Rivera and Pettitte were two indispensable cornerstones of the dynasty Yankees clubs, and for the 57th time, the closer nailed down a save for the left-hander, equaling the mark achieved by Oakland's Dennis Eckersley and Bob Welch.
It is truly a winning relationship. Even with Pettitte's three-year departure to pitch for the Astros, Rivera has secured 31 percent of Pettitte's 180 victories for the Yankees.
"It's a lot of longevity," Yankees manager Joe Girardi said. "The way they take care of themselves, the way they work at their trade, to have that opportunity to tie that is pretty amazing. Those two guys have been staples here for a long time."
Once teammates coming up through the system, Pettitte said he has considered what his career might have been without Rivera in the late innings. The southpaw is glad that he never had to approach that as reality.
"You see how organizations struggle to find guys to close out their games, and it's a huge part of the game," Pettitte said. "This organization has been very, very fortunate to have him."
On a cool, foggy evening in the Bronx, the Yankees were lucky to have the benefit of a strong start from Pettitte once again, his third in three outings this season.
Though he didn't have the best command of his fastball, Pettitte credited catcher Jorge Posada in helping guide him through seven innings, scattering nine hits while limiting the A's to two runs over a 105-pitch performance.
"I think he got better as the game went along," Posada said. "He kept getting ahead with his curveball and threw it for a strike. That's one pitch I knew I had."
"Andy knows what it takes to pitch here," Girardi said. "He understands what it's like to be on that mound at Yankee Stadium and pitch in tough ballgames. We always know that Andy is going to grit it out. That's what he does."
Walking none and striking out none, Pettitte benefited from some flashy glove work. In the first inning, Jason Giambi -- making his New York return after seven years in pinstripes -- mashed a ball to deep center field that turned Brett Gardner around, showing the "11" on his back to the infield.

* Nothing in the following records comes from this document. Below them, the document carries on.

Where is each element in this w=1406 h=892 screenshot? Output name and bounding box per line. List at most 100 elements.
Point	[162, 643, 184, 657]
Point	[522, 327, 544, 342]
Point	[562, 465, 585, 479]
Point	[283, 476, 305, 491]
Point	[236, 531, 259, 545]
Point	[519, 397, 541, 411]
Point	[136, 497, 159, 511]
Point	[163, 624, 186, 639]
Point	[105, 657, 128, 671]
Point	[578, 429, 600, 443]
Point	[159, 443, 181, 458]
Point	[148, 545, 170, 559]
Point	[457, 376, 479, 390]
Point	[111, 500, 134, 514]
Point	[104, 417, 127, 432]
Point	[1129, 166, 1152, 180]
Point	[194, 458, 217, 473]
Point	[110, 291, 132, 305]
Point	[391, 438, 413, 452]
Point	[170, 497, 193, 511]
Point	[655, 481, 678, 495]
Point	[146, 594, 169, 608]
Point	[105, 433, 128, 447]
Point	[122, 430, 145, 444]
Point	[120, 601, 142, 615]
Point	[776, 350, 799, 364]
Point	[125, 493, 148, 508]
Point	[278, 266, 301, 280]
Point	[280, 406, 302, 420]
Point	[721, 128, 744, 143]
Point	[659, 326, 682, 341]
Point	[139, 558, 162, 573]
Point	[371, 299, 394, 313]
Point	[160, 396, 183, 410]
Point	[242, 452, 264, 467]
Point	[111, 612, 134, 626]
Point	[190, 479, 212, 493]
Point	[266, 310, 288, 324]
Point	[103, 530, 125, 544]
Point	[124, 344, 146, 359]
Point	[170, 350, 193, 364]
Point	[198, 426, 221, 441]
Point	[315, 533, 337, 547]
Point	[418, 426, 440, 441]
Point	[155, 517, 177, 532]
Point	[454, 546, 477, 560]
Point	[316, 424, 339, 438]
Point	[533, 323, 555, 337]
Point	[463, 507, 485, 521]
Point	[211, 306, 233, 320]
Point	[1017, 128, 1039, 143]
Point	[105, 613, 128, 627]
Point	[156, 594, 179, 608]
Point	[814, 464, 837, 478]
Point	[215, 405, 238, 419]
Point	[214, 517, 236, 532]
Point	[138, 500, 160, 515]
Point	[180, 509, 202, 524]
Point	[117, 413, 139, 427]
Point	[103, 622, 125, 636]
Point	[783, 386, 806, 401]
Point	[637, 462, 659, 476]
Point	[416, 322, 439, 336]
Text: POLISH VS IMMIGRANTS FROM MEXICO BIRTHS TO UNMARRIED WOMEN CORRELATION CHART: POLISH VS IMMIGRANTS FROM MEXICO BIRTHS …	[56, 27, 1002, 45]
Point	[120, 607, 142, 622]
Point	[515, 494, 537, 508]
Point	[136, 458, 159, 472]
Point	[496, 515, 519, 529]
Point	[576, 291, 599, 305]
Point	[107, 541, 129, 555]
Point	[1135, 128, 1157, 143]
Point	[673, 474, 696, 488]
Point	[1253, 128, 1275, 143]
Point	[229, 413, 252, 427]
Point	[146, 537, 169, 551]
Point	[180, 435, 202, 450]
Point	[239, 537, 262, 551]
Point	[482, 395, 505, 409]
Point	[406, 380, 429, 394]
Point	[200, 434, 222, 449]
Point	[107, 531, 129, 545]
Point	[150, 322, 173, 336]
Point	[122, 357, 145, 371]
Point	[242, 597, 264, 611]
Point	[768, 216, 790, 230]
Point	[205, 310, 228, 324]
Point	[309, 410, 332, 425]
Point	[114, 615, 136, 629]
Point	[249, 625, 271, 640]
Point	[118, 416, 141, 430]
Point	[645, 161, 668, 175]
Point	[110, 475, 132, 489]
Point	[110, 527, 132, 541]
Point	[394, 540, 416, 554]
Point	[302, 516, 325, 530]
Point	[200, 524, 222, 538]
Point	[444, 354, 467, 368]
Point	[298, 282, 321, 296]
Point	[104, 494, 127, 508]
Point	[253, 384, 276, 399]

Ranging toward left-center, Gardner tracked the drive down with a sensational leaping catch, robbing Giambi of what would have been a sure extra-base hit.
"Brett seems to have that extra gear that a lot of us are not blessed with," Girardi said.
A key 3-3-2 double play turned by Mark Teixeira helped Pettitte escape the third inning unscathed, cutting down Kurt Suzuki in a rundown, and Teixeira also made a nifty defensive play on a fielder's choice in the fourth inning.
"I need defense," Pettitte said. "I'm going to hopefully not walk a whole lot of guys and I don't strike out a whole lot. I put the ball in play. I need my defense out there to make plays and help me out, for sure."
The Yankees touched Oakland starter Dana Eveland for four runs -- all in the second inning. Gardner drilled a two-run single past the drawn-in infield, scoring Nick Swisher and Hideki Matsui.
Johnny Damon drove in New York's third run with a single to right-center, but was thrown out stretching at second base by center fielder Rajai Davis. Teixeira followed with a broken-bat single to left to drive home the fourth Yankee run.
Damon padded the lead with his second home run of the year in the sixth inning, a solo shot to the second deck in right field off of reliever Andrew Bailey.
The blast was the 21st hit in five regular-season games at the new building, but Damon made sure to note this -- the only long ball hit Tuesday -- was no cheapie.
"At the other stadium, I hit it so well that it definitely would have been in the upper deck," Damon said.
Walking none and striking out none, Pettitte allowed both runs in the fourth inning, on a Mark Ellis fielder's choice that scored Giambi and a Suzuki single that brought home Matt Holliday.
That was all, as Pettitte logged his 26th April victory as a Yankee -- the most in franchise history -- and won his first start at the new Stadium after closing out the old one with a victory on Sept. 21.
"Andy's been a big-game pitcher for us throughout the years," Derek Jeter said. "You always feel comfortable with him on the mound, whether he's going good or bad, because you know that even when he doesn't have his best stuff, he's going to battle."
Brian Bruney allowed a single to Jack Cust in the eighth -- snapping a personal string of 22 consecutive batters retired -- and a run-scoring double to Ellis. But then Rivera came on to the familiar strains of "Enter Sandman," putting the finishing touches on a very familiar box score.
"Andy's going to give you whatever he has," Posada said. "He's going to throw it all out there and, win or lose, he's still going to be the same. He gives you whatever he's got to get a win. And then you've got Mariano coming in -- it's good to see him out there again. Mariano, I don't have to talk too much about."